Prognosis and Mortality

• Life Expectancy: 15–20 years post-onset (varies by age and subtype).
• Common Causes of Death:
  • Aspiration Pneumonia (most frequent).
  • Falls/Trauma (e.g., hip fractures).
  • Nutritional Complications (e.g., cachexia).
  • Suicide: 5–10% of patients, often in early stages (high need for mental health monitoring).

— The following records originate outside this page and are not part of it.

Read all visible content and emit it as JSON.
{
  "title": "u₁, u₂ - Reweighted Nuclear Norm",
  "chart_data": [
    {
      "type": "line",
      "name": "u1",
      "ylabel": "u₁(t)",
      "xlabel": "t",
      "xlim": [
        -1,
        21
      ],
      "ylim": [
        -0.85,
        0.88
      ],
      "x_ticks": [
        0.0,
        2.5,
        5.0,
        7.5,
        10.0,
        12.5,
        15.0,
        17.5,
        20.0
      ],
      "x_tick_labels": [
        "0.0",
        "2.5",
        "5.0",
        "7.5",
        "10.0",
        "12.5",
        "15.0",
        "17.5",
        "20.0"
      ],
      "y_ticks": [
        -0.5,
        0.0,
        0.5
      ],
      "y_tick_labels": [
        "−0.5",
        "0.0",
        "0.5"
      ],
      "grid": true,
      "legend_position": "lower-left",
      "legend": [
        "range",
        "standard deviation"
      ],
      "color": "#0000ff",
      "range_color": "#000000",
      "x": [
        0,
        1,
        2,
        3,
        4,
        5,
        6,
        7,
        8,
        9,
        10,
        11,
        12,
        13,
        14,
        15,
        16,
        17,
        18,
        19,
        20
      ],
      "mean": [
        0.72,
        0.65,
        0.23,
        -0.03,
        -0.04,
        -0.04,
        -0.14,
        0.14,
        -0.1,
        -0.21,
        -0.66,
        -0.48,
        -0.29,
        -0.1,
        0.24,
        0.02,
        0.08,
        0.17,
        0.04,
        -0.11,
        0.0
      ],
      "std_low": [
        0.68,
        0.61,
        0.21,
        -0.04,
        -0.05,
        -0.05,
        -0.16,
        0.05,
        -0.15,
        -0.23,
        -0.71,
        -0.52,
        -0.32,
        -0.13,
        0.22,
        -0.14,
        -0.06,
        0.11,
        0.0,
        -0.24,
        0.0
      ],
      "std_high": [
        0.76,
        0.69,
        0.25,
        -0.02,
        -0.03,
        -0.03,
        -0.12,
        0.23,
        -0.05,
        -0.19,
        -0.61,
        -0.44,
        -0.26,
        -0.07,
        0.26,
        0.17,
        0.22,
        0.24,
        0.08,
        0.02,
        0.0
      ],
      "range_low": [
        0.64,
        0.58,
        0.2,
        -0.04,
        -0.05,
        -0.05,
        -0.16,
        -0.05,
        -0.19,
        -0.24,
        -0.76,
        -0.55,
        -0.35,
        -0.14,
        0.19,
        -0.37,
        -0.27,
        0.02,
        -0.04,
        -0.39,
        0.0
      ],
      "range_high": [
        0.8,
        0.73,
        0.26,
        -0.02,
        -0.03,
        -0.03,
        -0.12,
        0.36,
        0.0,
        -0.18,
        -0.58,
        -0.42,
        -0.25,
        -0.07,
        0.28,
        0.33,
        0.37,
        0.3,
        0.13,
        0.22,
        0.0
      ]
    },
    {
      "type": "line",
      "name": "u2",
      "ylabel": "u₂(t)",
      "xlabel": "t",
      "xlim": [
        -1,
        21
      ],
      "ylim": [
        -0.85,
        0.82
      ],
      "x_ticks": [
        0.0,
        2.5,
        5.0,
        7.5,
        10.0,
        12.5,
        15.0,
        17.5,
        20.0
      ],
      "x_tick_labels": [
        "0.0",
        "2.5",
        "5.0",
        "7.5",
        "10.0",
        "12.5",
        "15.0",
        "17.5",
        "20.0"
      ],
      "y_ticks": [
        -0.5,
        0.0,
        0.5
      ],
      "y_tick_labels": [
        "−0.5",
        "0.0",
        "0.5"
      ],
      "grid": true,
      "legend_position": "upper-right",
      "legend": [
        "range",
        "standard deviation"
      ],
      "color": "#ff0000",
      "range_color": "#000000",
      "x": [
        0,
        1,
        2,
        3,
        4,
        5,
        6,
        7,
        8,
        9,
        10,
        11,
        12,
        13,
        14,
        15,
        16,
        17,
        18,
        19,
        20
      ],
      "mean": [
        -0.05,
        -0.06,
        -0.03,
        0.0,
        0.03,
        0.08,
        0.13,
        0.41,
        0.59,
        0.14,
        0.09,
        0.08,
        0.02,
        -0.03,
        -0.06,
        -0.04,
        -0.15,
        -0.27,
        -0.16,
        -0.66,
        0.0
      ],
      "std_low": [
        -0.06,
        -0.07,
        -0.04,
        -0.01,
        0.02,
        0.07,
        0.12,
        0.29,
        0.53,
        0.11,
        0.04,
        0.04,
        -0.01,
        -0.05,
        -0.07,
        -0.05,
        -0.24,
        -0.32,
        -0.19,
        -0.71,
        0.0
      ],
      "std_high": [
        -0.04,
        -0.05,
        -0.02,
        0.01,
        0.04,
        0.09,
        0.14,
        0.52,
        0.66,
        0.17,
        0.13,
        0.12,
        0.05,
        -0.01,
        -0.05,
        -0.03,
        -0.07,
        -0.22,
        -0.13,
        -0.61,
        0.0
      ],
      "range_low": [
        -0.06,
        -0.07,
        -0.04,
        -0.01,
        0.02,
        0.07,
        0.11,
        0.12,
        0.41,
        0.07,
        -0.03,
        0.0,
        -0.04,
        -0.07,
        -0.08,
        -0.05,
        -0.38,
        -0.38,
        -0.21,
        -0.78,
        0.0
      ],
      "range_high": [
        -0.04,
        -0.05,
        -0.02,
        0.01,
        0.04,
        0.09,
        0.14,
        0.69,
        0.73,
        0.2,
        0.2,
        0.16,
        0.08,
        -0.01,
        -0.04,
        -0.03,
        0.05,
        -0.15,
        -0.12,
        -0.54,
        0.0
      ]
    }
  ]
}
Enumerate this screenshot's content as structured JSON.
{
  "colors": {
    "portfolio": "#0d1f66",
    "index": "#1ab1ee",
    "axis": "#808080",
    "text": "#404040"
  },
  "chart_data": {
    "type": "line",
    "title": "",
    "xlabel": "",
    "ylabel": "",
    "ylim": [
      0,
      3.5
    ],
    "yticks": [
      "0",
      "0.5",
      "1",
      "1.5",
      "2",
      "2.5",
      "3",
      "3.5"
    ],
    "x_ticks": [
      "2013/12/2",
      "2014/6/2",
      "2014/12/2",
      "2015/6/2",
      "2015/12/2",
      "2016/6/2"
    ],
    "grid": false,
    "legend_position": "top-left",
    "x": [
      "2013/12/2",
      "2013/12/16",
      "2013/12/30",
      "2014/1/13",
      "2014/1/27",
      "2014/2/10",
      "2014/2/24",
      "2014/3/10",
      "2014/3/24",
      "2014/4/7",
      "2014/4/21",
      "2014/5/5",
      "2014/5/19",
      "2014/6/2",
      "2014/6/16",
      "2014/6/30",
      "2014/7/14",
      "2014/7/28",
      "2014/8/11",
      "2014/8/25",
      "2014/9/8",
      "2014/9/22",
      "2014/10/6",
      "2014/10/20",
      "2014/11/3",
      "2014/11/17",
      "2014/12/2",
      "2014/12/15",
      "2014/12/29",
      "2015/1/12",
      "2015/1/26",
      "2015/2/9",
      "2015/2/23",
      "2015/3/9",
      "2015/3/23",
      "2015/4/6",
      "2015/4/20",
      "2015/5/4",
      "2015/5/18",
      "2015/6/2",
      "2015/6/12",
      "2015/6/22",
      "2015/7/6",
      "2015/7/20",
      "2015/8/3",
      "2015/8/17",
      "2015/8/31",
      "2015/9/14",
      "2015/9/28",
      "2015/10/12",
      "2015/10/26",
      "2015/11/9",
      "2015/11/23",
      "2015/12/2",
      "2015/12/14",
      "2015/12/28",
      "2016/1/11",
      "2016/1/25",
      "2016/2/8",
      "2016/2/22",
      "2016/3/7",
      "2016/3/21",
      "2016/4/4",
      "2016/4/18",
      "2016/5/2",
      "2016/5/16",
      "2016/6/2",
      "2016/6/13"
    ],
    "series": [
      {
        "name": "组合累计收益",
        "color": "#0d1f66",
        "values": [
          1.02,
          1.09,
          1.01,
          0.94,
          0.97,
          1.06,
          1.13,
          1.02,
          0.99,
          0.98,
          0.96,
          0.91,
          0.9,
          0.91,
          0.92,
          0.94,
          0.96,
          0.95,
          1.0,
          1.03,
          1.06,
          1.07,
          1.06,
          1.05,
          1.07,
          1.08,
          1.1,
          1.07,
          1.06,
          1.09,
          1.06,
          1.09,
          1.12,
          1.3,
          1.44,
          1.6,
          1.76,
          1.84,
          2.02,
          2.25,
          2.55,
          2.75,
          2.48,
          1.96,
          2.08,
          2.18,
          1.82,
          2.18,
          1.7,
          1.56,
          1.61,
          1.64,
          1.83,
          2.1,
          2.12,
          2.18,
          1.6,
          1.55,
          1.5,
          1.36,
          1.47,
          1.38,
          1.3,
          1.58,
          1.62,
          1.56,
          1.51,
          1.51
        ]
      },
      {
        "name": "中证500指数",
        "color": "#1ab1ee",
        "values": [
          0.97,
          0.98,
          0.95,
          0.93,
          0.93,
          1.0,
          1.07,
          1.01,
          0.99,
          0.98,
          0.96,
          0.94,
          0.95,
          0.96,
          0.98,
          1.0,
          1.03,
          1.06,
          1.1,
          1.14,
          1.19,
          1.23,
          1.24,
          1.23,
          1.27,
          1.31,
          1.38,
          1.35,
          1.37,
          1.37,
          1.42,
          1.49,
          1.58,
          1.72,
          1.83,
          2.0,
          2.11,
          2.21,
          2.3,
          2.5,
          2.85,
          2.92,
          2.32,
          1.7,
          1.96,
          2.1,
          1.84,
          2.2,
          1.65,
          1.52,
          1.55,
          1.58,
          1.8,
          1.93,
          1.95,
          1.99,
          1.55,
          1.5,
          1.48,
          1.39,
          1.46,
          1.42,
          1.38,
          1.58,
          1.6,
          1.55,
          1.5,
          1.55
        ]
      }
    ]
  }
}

Emerging Therapies and Research (2024)

• Huntingtin-Lowering Therapies:
  • Antisense Oligonucleotides (ASOs): Tominersen (targeting mutant HTT mRNA) shows target engagement in phase III trials but no significant clinical benefit yet.
  • RNAi Therapies: In preclinical stages, aiming to silence HTT expression.
• Gene Silencing: RNAi-based approaches (e.g., RG6042) are under investigation.
• Stem Cell and CRISPR Technologies: Preclinical studies explore neuronal replacement or gene editing, but clinical translation remains distant.
• Challenges: No therapy has yet halted progression; focus remains on symptom management and biomarker development (e.g., CSF HTT levels, neuroimaging).

Conclusion

HD is a complex, progressive disorder requiring early genetic diagnosis, multidisciplinary care, and patient-centered management. While no disease-modifying therapies are available, advances in huntingtin-lowering agents and gene silencing offer hope for future interventions. Clinicians must prioritize early diagnosis, psychological support, and advance care planning to optimize outcomes. Ongoing research underscores the urgency of translating molecular insights into clinical practice.

Key Resources

• Huntington’s Disease Society of America (HDSA): https://hdsa.org
• ClinicalTrials.gov: Search “Huntington’s disease” for ongoing trials.
• Guidelines: NICE (UK), AAN (U.S.), and EAN (European) recommendations for HD management.

This structured approach ensures clinicians can navigate the complexities of HD with evidence-based precision, while advocating for patients and families through education and support.